Salt Lake City Weekly | March 26, 2007
You could feel the instant history being written about Disney’s in-house computer animation division even before Chicken Little made its way into theaters a couple of years ago. It was all really just a negotiation tactic, the narrative would read, in the protracted talks with Pixar over continuing a distribution relationship with Disney—a combination back-up plan/leverage tool, but never a serious artistic enterprise. And with Pixar now safely back in the fold for the foreseeable future, the non-Pixar features era would be looked upon as some vaguely embarrassing footnote, like the Coy and Vance episodes of The Dukes of Hazzard.

Pixar continues to be the gold standard for the feature-animation form they pioneered, but it would be a shame if something like Meet the Robinsons were dismissed as the stuff we have to accept while we’re waiting for Ratatouille. You take the small pleasures you find in cinema, and in Meet the Robinsons, there’s pleasure to be found in an unexpected place: the film’s ostensible “villain.”

As for the hero, he’s 12-year-old Lewis, a spiky-haired kid with a penchant for wild inventions. And in a way he’s about the most generic kind of Disney protagonist—an orphan, and an actual living-in-an-orphanage-orphan at that. He’s so generic that two different young actors—Daniel Hansen and Jordan Fry—tag-team on the vocal performance with no discernible distinction.

The adventure begins at a school science fair, where Lewis’ latest project—a gizmo to retrieve memories from your sub-conscious—wreaks unintentional havoc. Young Wilbur Robinson (Wesley Singerman) appears to tell Lewis that a) Wilbur is from the future; b) Lewis’ invention was sabotaged; and c) it’s all part of a plot by the mysterious Bowler Hat Guy (director Stephen Anderson) to change the course of history.

The future to which Wilbur eventually takes Lewis is a candy-colored utopia so effervescent that people literally travel in bubbles. It’s all loosely patterned after the William Joyce book A Day With Wilbur Robinson—the only real link to the source material being Wilbur’s eccentric family members—but not nearly as frantic as the Joyce-inspired Robots. It’s also not as obsessed with bodily functions as Robots, or indeed as pretty much any other recent kid-flick you can name. How rare to find a family film without a single moment you’d be ashamed to have your kid repeating in school the next day.

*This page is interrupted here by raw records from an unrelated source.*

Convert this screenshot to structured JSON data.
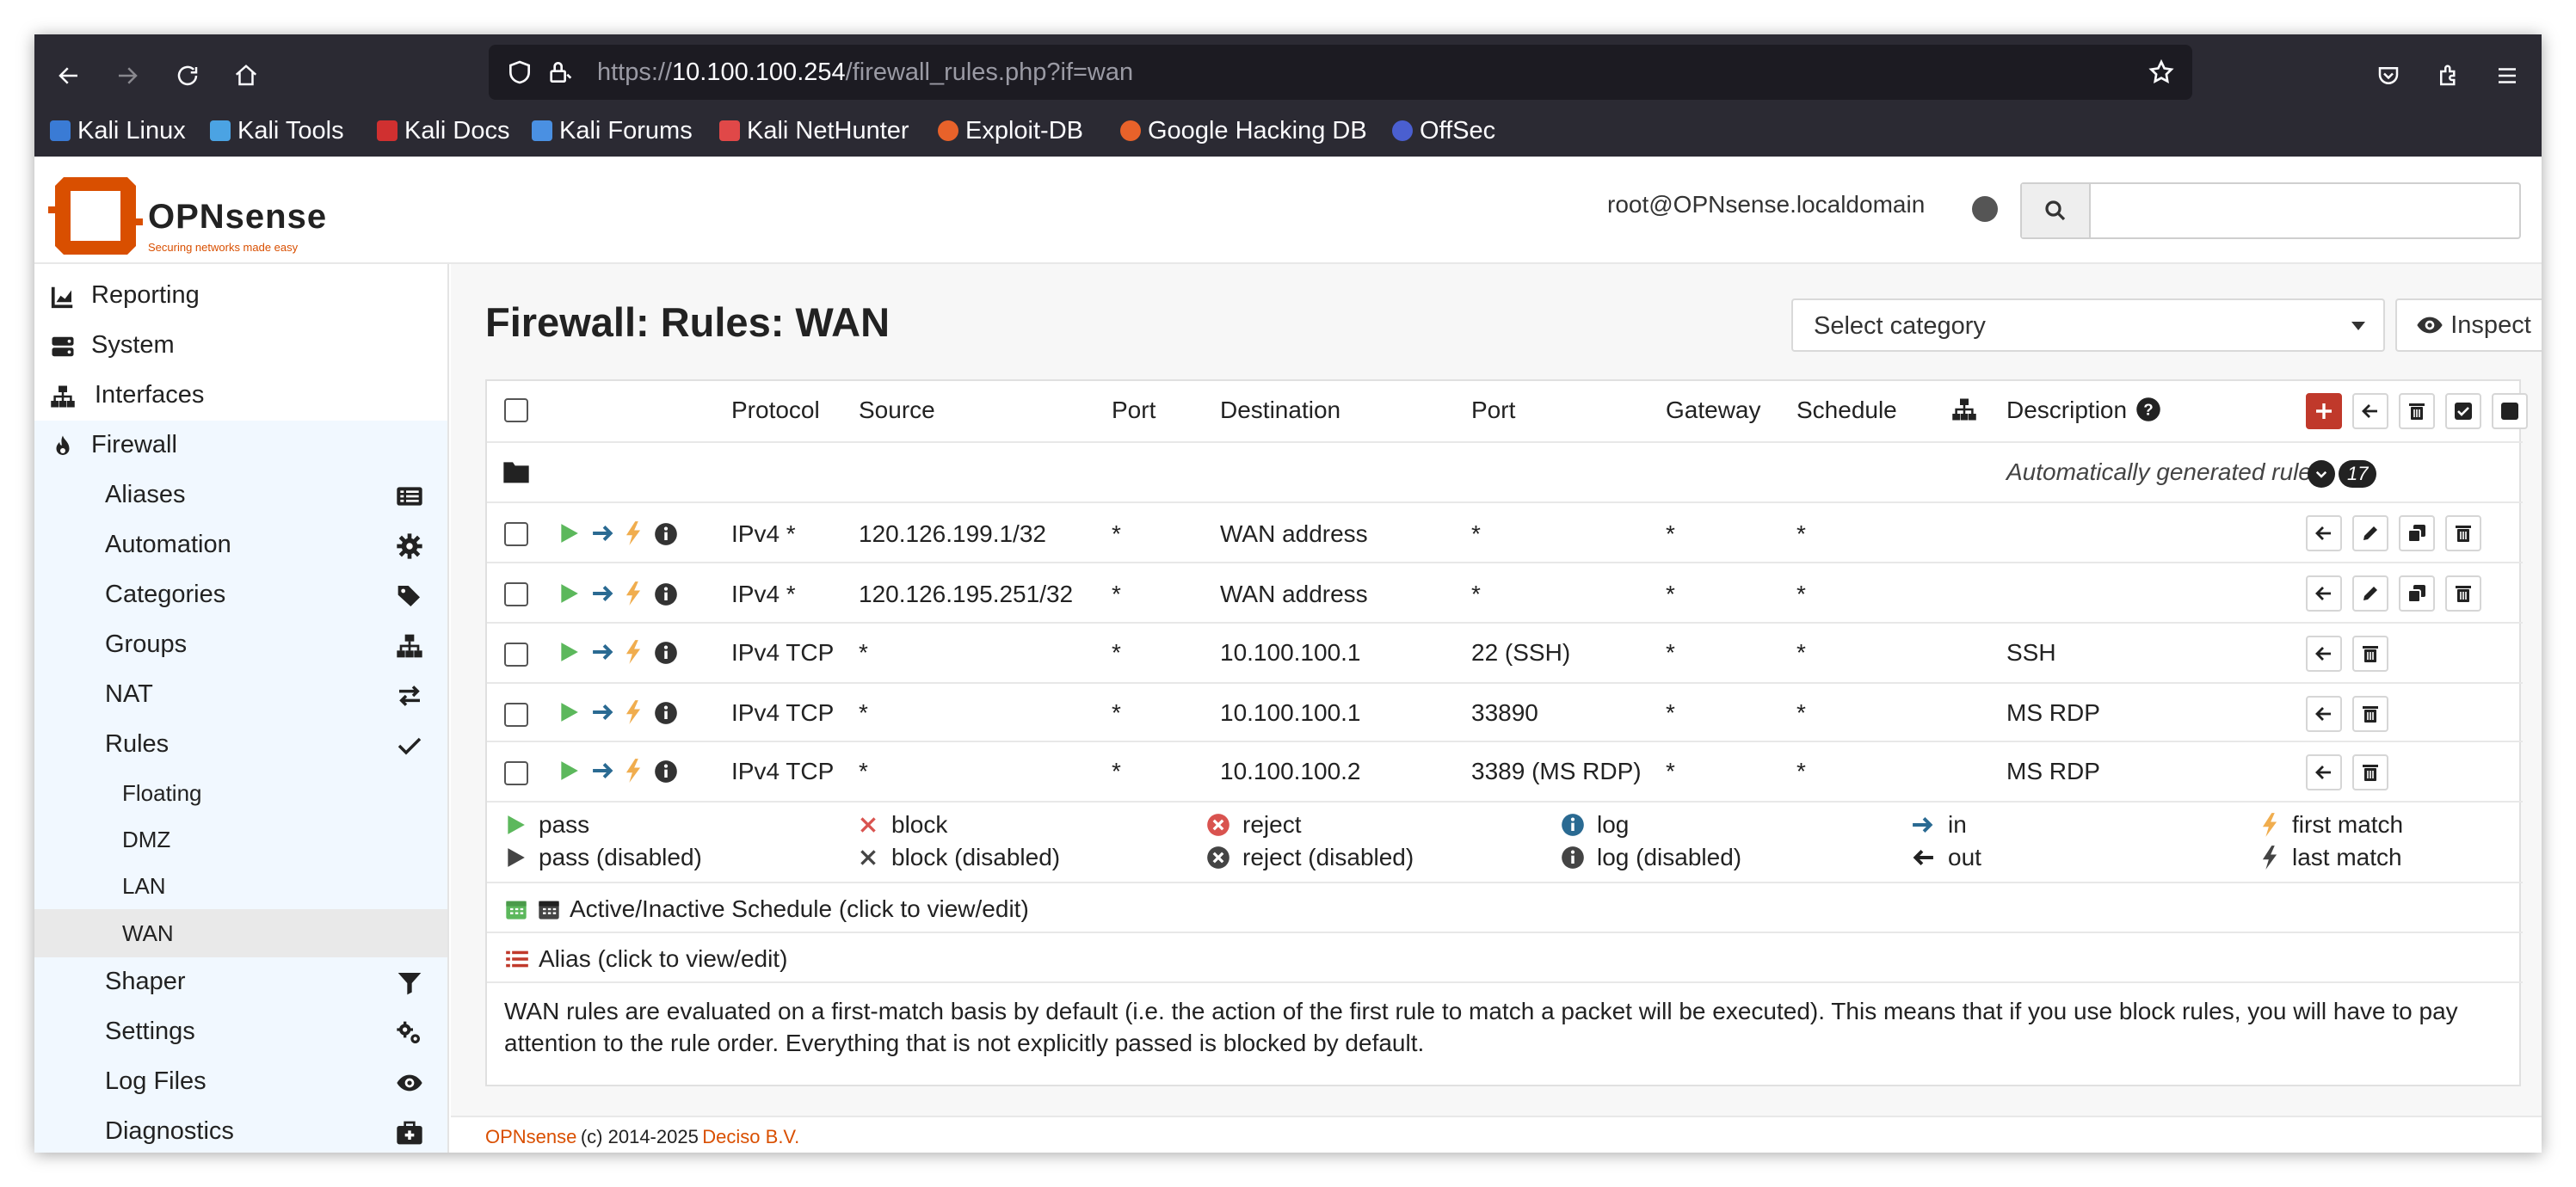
{
  "browser": {
    "url_scheme": "https://",
    "url_host": "10.100.100.254",
    "url_path": "/firewall_rules.php?if=wan",
    "bookmarks": [
      "Kali Linux",
      "Kali Tools",
      "Kali Docs",
      "Kali Forums",
      "Kali NetHunter",
      "Exploit-DB",
      "Google Hacking DB",
      "OffSec"
    ]
  },
  "header": {
    "brand": "OPNsense",
    "tagline": "Securing networks made easy",
    "user": "root@OPNsense.localdomain",
    "search_placeholder": ""
  },
  "sidebar": {
    "items": [
      {
        "label": "Reporting",
        "icon": "chart-area-icon"
      },
      {
        "label": "System",
        "icon": "server-icon"
      },
      {
        "label": "Interfaces",
        "icon": "sitemap-icon"
      },
      {
        "label": "Firewall",
        "icon": "fire-icon"
      },
      {
        "label": "Aliases",
        "icon": "list-icon"
      },
      {
        "label": "Automation",
        "icon": "cog-icon"
      },
      {
        "label": "Categories",
        "icon": "tags-icon"
      },
      {
        "label": "Groups",
        "icon": "sitemap-icon"
      },
      {
        "label": "NAT",
        "icon": "exchange-icon"
      },
      {
        "label": "Rules",
        "icon": "check-icon"
      },
      {
        "label": "Floating"
      },
      {
        "label": "DMZ"
      },
      {
        "label": "LAN"
      },
      {
        "label": "WAN"
      },
      {
        "label": "Shaper",
        "icon": "filter-icon"
      },
      {
        "label": "Settings",
        "icon": "cogs-icon"
      },
      {
        "label": "Log Files",
        "icon": "eye-icon"
      },
      {
        "label": "Diagnostics",
        "icon": "medkit-icon"
      }
    ]
  },
  "page": {
    "title": "Firewall: Rules: WAN",
    "select_category": "Select category",
    "inspect_label": "Inspect"
  },
  "table": {
    "headers": {
      "protocol": "Protocol",
      "source": "Source",
      "port": "Port",
      "destination": "Destination",
      "dport": "Port",
      "gateway": "Gateway",
      "schedule": "Schedule",
      "description": "Description"
    },
    "auto_rules_label": "Automatically generated rules",
    "auto_rules_count": "17",
    "rows": [
      {
        "protocol": "IPv4 *",
        "source": "120.126.199.1/32",
        "port": "*",
        "destination": "WAN address",
        "dport": "*",
        "gateway": "*",
        "schedule": "*",
        "description": ""
      },
      {
        "protocol": "IPv4 *",
        "source": "120.126.195.251/32",
        "port": "*",
        "destination": "WAN address",
        "dport": "*",
        "gateway": "*",
        "schedule": "*",
        "description": ""
      },
      {
        "protocol": "IPv4 TCP",
        "source": "*",
        "port": "*",
        "destination": "10.100.100.1",
        "dport": "22 (SSH)",
        "gateway": "*",
        "schedule": "*",
        "description": "SSH"
      },
      {
        "protocol": "IPv4 TCP",
        "source": "*",
        "port": "*",
        "destination": "10.100.100.1",
        "dport": "33890",
        "gateway": "*",
        "schedule": "*",
        "description": "MS RDP"
      },
      {
        "protocol": "IPv4 TCP",
        "source": "*",
        "port": "*",
        "destination": "10.100.100.2",
        "dport": "3389 (MS RDP)",
        "gateway": "*",
        "schedule": "*",
        "description": "MS RDP"
      }
    ]
  },
  "legend": {
    "pass": "pass",
    "pass_disabled": "pass (disabled)",
    "block": "block",
    "block_disabled": "block (disabled)",
    "reject": "reject",
    "reject_disabled": "reject (disabled)",
    "log": "log",
    "log_disabled": "log (disabled)",
    "in": "in",
    "out": "out",
    "first_match": "first match",
    "last_match": "last match",
    "schedule": "Active/Inactive Schedule (click to view/edit)",
    "alias": "Alias (click to view/edit)",
    "note": "WAN rules are evaluated on a first-match basis by default (i.e. the action of the first rule to match a packet will be executed). This means that if you use block rules, you will have to pay attention to the rule order. Everything that is not explicitly passed is blocked by default."
  },
  "footer": {
    "brand": "OPNsense",
    "copyright": "(c) 2014-2025",
    "company": "Deciso B.V."
  },
  "colors": {
    "accent": "#d94f00",
    "add_button": "#c0392b",
    "pass": "#5cb85c",
    "in_arrow": "#2a6a92",
    "first_match": "#f0ad4e",
    "sidebar_active": "#eaeaea"
  }
}
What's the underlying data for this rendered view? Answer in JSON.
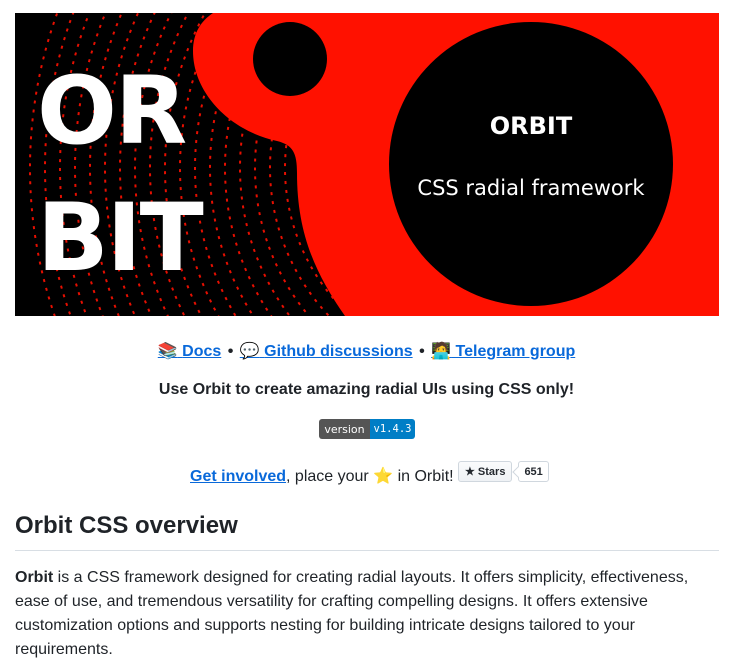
{
  "banner": {
    "big_text_line1": "OR",
    "big_text_line2": "BIT",
    "circle_title": "ORBIT",
    "circle_subtitle": "CSS radial framework",
    "colors": {
      "red": "#ff1100",
      "black": "#000000",
      "white": "#ffffff"
    }
  },
  "links": {
    "docs_icon": "📚",
    "docs_label": "Docs",
    "separator": "•",
    "discussions_icon": "💬",
    "discussions_label": "Github discussions",
    "telegram_icon": "🧑‍💻",
    "telegram_label": "Telegram group"
  },
  "tagline": "Use Orbit to create amazing radial UIs using CSS only!",
  "version_badge": {
    "label": "version",
    "value": "v1.4.3"
  },
  "involved": {
    "link_label": "Get involved",
    "text_before_star": ", place your",
    "star_emoji": "⭐",
    "text_after_star": "in Orbit!"
  },
  "stars_widget": {
    "label": "★ Stars",
    "count": "651"
  },
  "overview": {
    "heading": "Orbit CSS overview",
    "bold_word": "Orbit",
    "text": " is a CSS framework designed for creating radial layouts. It offers simplicity, effectiveness, ease of use, and tremendous versatility for crafting compelling designs. It offers extensive customization options and supports nesting for building intricate designs tailored to your requirements."
  }
}
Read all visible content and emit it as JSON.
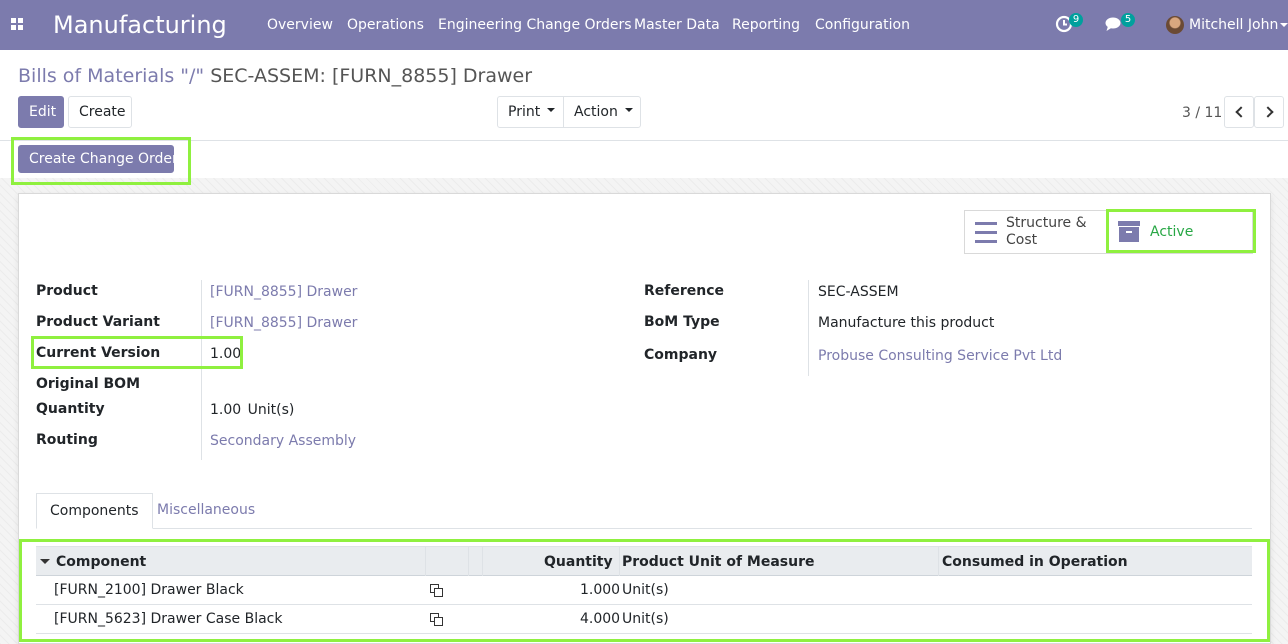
{
  "navbar": {
    "app_title": "Manufacturing",
    "menu": [
      "Overview",
      "Operations",
      "Engineering Change Orders",
      "Master Data",
      "Reporting",
      "Configuration"
    ],
    "activity_count": "9",
    "message_count": "5",
    "user_name": "Mitchell John",
    "accent_color": "#7c7bad",
    "badge_color": "#00a09d"
  },
  "breadcrumb": {
    "parent": "Bills of Materials",
    "separator": " \"/\" ",
    "current": "SEC-ASSEM: [FURN_8855] Drawer"
  },
  "toolbar": {
    "edit": "Edit",
    "create": "Create",
    "print": "Print",
    "action": "Action"
  },
  "pager": {
    "value": "3 / 11"
  },
  "statusbar": {
    "create_change_order": "Create Change Order"
  },
  "smart_buttons": {
    "structure_cost": [
      "Structure &",
      "Cost"
    ],
    "active": "Active",
    "active_color": "#28a745"
  },
  "form": {
    "product_label": "Product",
    "product_value": "[FURN_8855] Drawer",
    "variant_label": "Product Variant",
    "variant_value": "[FURN_8855] Drawer",
    "version_label": "Current Version",
    "version_value": "1.00",
    "original_bom_label": "Original BOM",
    "quantity_label": "Quantity",
    "quantity_value": "1.00",
    "quantity_uom": "Unit(s)",
    "routing_label": "Routing",
    "routing_value": "Secondary Assembly",
    "reference_label": "Reference",
    "reference_value": "SEC-ASSEM",
    "bom_type_label": "BoM Type",
    "bom_type_value": "Manufacture this product",
    "company_label": "Company",
    "company_value": "Probuse Consulting Service Pvt Ltd"
  },
  "tabs": {
    "components": "Components",
    "misc": "Miscellaneous"
  },
  "table": {
    "headers": {
      "component": "Component",
      "quantity": "Quantity",
      "uom": "Product Unit of Measure",
      "operation": "Consumed in Operation"
    },
    "rows": [
      {
        "component": "[FURN_2100] Drawer Black",
        "quantity": "1.000",
        "uom": "Unit(s)",
        "operation": ""
      },
      {
        "component": "[FURN_5623] Drawer Case Black",
        "quantity": "4.000",
        "uom": "Unit(s)",
        "operation": ""
      }
    ]
  },
  "highlight_color": "#8ff03f"
}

But the real pleasure for adults may come from the oddly appealing Bowler Hat Guy. In terms of simple character design, he’s a delight—a blast from the vaudeville past with his handlebar moustache and cape-shrouded shoulders. Yet the spiral comb-over that tops his head—as well as the pony-decorated binder in which he keeps his checklist for world domination—hints at the pathetic guy hidden beneath his robotic hat. Quite simply, he’s a buffoon, utterly incapable of doing anything right without his sinister headwear running the show. Cartoons have given their bad guys psychological back-story before, but Bowler Hat Guy feels like a new, strangely mature creation—someone whose insistence on blaming his fate on external forces makes him an easy target for manipulation.

There’s some fairly intense stuff going on once the bowler hat itself is exposed as the real evil brains of the operation, including a vision of a bleak alternate reality that’s like a haberdasher’s nightmare of The Matrix. Younger kids might get a little creeped out by the gloom, if they’re not already jumping out of their skins at the 3-D effects. But the solid, energetically-staged story seems designed mostly for older kids—and maybe for their parents, who recall that dark undercurrents have been part of the Disney universe since the witch offered Snow White an apple, and long before Woody and Buzz were a twinkle in Pixar’s eye.


*** (three out of four stars)

Voices of Wesley Singerman, Stephen Anderson, Harland Williams.